それからもう少しして、メンバーが手を挙げてくれたので、2人で取り組むようになりました。これ、すごくよかったです。レビューが爆速で回るんですよ。お互いにプルリクを作って、レビューし合えるようになるので、レビューがすごくスムーズに回るようになってありがたかったです。ほかにも、進め方の改善を提案してくれて、倍速で撤廃が進むようになりました。ありがたかったですね。

これがすごくよかったんですけど、なんといっても1人でやっていると、飽きるんですよ。さすがに1年間も同じことをやっていると、飽きる。

ですが、人と一緒にやるとコミュニケーションが発生するので、すごく楽しいんですね。なので、チーム戦、隙間プロジェクトであっても2人以上でやるというのは、すごくおすすめです。

やったことその4 モチベーションを保つ

最後ですね、モチベーションを保つということなんですが、先ほどもちょっとお話が出たんですが、飽きるんですね。社内でCrudControllerに一番詳しい人というのをやっていたので、「もうみんな完全に理解してしまって、困っている人はいないんじゃないかな」と思い始めるんですが、やはりそんなことはないわけなんですよ。

けれども、自信がなくなってくるので、モチベーションを保つために、まず進捗を見える化するというのが、1つおすすめです。

数字ですね、何パーセント終わったかとか、あと何ファイル残っているんだろうというのをやることで、進んでいることが目に見えてわかるので、すごくうれしくなります。

あとは、私はけっこう長い期間1人でやっていたので、手元でコマンドを打って確認していたのですが、チームでやる場合、複数人でやる場合は、例えば「Slack」に通知とかしていると、みんなの目に見えてよいかなと思います。

また、褒めてもらうというのもすごく大事だなと思っています。timesで「なになにが終わった」とつぶやくと、みんな優しいので、リアクションをすごいつけてくれるわけですよ。

そうすると、「あっ、これはちゃんとやっていて意義があることなんだな」と自分でも認識できるので、褒めてもらうというのもすごくよかったなと思っています。

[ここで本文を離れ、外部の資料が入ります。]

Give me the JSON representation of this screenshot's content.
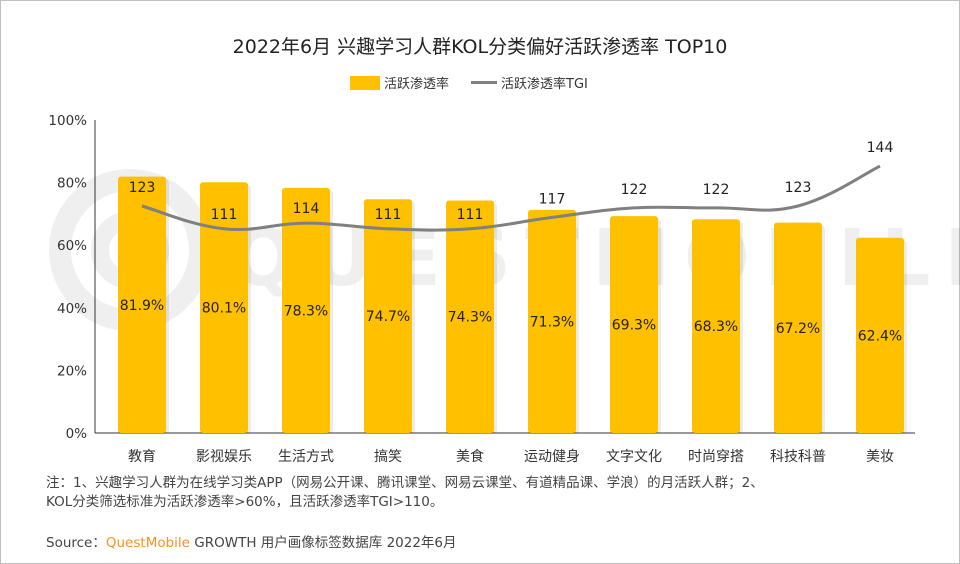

また、「開発本部自慢大会」というのを会社で月1でやっているんですが、この自慢大会で、CrudController撤廃完了を自慢した時も、みんなが「すごい、すごい!」とすごく言ってくれて、「あぁ、興味関心を持ってくれてたんだな」というのがわかって、これでまた次の負債の返却もがんばろうと思うことができました。

ということで、CrudControllerの撤廃が完了しました。

技術的負債の解消は“継続できれば終わらせられる”

最後に、まとめです。隙間プロジェクトでこういう巨大な負債に立ち向かっていく時に一番大事なのは、継続性だなと感じました。

というのも、隙間プロジェクトでこういうことをやるのは、けっこうもう、善意とかやっていきとかで駆動されることが多いんですよね。なので、継続できないと終わらないんですが、逆に言えば、継続できると終わるんですよね。

なので、この、安全に楽しくできる方法を探すと良いのかなと思っています。あとはみなさん、先ほどの浦嶌さん(浦嶌啓太氏)の発表を聞かれてました? すごくよかったですよね。私も創意工夫とパワープレイをもってやっていきたいなと思いました。

では、楽しくコードを書いていきましょう。以上です。ご清聴ありがとうございました。